U.S. troops tasked with protecting oil fields in northeastern Syria are helping ensure any profits flow to the mainly Kurdish Syrian Democratic Forces, a key partner in the fight against the Islamic State terror group.
U.S. President Donald Trump has repeatedly talked about securing the oil fields as a top priority despite the withdrawal of American forces, telling an audience last month, "We're keeping the oil … $45 million a month? Keep the oil."
But a key defense official said Thursday none of the profits has gone into Washington's coffers.
"The revenue from this is not going to the U.S., this is going to the SDF," Chief Pentagon spokesman Jonathan Rath Hoffman told reporters.
For weeks, U.S. officials have tried to downplay talk of potential profits as a driving force behind the Pentagon's force posture in northeast Syria, arguing the main concern has been Islamic State and its efforts to reestablish a caliphate.
"They've moved to a position where they are doing clandestine insurgent operations, but they still have an eye with trying to grow that back and our steps are to prevent that," Hoffman said of the terror group, also known as IS or ISIS. "One of the ways they would be able to grow that back is by obtaining access to revenue including the oil fields."
At the same time, though, officials have said revenue from the oil fields is critical to the U.S.-backed SDF.
A U.S. presence near the oil fields was necessary to "make sure SDF does have access to the resources in order to guard the prisons, in order to arm their own troops, in order to assist us with the defeat ISIS mission," Defense Secretary Mark Esper said late last month.
Some former officials and analysts have questioned the extent of the threat IS currently poses to the oil fields, arguing the larger danger comes from Syrian government forces, Russia and even Turkey.
The Defense Department Thursday acknowledged that the increasingly complex battlefield in northeastern Syria has been a factor and one of the reasons commanders decided to reinforce troops near the oil fields with armored vehicles.
"One thing we've all seen from Turkey's destabilizing movement into Syria is that things have changed,” Hoffman said. "There's now a larger number of players on the field. There's a larger number of militaries operating."
The decision to guard the oil fields has drawn praise from Iraqi Kurdish officials, who warn any access to oil could further enable an already emboldened IS insurgency.
"I think that's important," Bayan Sami Rahman, the Kurdistan Regional Government representative to the United States, told VOA.
"We don't want ISIS to have access to any revenues whatsoever to become any stronger," she said, citing a 300% increase in the terror group's attacks in Iraqi Kurdistan over the past year.
Other U.S. defense officials share the concern.

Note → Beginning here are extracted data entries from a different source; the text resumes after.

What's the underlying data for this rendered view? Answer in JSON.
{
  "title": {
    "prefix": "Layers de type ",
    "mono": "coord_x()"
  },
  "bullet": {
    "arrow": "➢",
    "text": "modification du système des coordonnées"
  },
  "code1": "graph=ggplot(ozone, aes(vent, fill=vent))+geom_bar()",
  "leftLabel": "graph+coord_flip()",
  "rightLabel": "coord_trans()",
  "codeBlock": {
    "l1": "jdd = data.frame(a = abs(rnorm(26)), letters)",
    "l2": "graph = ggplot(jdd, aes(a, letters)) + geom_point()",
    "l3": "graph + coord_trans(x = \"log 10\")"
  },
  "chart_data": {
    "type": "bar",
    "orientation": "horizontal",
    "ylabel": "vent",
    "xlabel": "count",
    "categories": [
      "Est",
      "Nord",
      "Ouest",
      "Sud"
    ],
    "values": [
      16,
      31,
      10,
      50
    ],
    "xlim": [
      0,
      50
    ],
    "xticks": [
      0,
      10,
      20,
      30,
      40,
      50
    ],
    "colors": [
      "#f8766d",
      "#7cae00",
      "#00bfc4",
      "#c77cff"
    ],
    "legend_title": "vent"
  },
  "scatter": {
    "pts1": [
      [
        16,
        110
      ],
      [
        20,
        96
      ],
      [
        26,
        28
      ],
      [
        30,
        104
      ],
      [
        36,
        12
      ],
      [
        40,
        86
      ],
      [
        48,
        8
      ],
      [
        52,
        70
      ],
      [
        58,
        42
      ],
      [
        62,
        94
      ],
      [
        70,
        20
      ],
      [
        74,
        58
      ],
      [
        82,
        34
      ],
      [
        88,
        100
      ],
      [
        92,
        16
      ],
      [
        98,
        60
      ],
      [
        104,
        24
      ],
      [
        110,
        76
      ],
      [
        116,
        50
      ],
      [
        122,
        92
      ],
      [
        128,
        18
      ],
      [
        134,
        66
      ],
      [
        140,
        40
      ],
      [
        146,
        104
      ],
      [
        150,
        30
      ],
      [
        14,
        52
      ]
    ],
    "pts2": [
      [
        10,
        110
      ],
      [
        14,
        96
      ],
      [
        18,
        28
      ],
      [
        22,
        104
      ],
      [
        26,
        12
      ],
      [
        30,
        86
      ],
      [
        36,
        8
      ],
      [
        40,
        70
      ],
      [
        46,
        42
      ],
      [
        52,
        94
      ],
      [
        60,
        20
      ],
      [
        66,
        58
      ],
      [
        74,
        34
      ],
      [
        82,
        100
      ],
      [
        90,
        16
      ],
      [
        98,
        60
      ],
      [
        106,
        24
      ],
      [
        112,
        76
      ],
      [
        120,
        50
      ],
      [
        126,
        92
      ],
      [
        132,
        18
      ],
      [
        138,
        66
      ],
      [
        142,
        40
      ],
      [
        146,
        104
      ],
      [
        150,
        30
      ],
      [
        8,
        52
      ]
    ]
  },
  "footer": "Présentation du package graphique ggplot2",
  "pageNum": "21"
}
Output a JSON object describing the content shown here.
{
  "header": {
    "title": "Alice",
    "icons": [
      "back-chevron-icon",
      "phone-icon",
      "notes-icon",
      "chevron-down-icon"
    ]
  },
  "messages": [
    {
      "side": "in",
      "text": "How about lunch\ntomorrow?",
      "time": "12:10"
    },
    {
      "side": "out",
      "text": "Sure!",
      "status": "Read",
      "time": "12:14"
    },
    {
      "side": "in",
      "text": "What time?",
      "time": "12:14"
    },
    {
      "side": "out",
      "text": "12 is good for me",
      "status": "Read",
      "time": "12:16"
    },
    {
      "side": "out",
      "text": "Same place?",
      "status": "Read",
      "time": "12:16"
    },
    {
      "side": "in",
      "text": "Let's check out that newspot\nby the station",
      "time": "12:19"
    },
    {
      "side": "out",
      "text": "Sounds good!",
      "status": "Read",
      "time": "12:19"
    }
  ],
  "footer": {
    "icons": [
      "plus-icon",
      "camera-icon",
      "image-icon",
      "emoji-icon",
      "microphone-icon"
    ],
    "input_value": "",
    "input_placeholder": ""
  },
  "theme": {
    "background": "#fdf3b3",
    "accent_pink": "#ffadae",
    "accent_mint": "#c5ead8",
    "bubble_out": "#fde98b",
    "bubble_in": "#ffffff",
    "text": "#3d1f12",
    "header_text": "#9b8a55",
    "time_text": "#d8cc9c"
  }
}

"I'm not sure ISIS is going away yet," Rear Admiral William Byrne, the vice director of the joint chiefs of staff, said Thursday. "That's why we're there, to help them go away," he said, adding the ultimate number of U.S. troops charged with guarding the oil fields would be "conditions based."
Meanwhile, IS media officials signaled again Thursday that the death of former leader Abu Bakr al-Baghdadi was not having any detrimental impact on its global support network.
IS-linked media accounts distributed 10 photographs showing fighters with the group's West Africa affiliate pledging loyalty to newly named caliph Abu Ibrahim al-Hashimi al-Qurashi.
Analysts see IS West Africa, with its estimated 3,500 fighters, as one of the stronger and more influential of the group's various affiliates.
Half of IS' 14 global affiliates have now pledged allegiance to Qurashi, including IS affiliates in Afghanistan and Egypt's Sinai peninsula.